Today was a rough day. A day of non-stop responsibliities and requirements and meetings and gatherings. From 5am until 8pm. And it felt like for every good moment there was an awful moment. A 1:1 ratio of good to bad, which leads to a very trying and exhausting and draining day. A day that leaves you feeling like a complete failure at life. A day where even when you gave 110% of yourself wasn't enough for the rest of the world. A day that makes you wish you were a better everything. A day that makes you want to just sit on your bed and cry.
That's right. A 26 year old having a tantrum in the style of a 2 year old. I just wanted to return my "big girl panties" for my "Disney Princess Panties" and color and play in the back yard and not worry.

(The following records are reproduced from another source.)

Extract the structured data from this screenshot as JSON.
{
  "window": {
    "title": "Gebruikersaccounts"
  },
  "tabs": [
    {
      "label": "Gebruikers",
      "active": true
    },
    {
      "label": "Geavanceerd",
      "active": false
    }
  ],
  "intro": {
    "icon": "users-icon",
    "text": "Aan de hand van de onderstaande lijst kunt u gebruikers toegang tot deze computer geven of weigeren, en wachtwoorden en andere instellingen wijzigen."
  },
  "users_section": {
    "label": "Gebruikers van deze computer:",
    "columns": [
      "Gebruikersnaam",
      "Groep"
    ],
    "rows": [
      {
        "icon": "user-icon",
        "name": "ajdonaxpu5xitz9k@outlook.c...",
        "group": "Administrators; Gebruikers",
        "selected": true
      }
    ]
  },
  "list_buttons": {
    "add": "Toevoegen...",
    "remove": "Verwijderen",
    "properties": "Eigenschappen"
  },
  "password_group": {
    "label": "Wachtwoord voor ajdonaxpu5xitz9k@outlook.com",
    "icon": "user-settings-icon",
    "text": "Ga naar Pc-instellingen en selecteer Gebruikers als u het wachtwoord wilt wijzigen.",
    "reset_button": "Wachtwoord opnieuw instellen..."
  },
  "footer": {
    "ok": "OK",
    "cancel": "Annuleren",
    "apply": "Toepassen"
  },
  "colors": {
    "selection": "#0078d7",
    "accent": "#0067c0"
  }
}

I didn't want to eat my "good food," so I ate crap between my good food meals. I didn't want to invest in my Bible Study tonight and as a result I didn't benefit from it. I didn't want to engage with anything at all, so I ignored calls from my fiance. I didn't want to be bothered, so when I got disconnected on the phone from my Mom, I didn't call back.
Seriously. I made my sucky day worse.
As much as I want to, I can't protest adulthood, because it's like that law of physics -- once it starts, it won't stop.
So tonight I'm putting myself to bed and tomorrow will be different.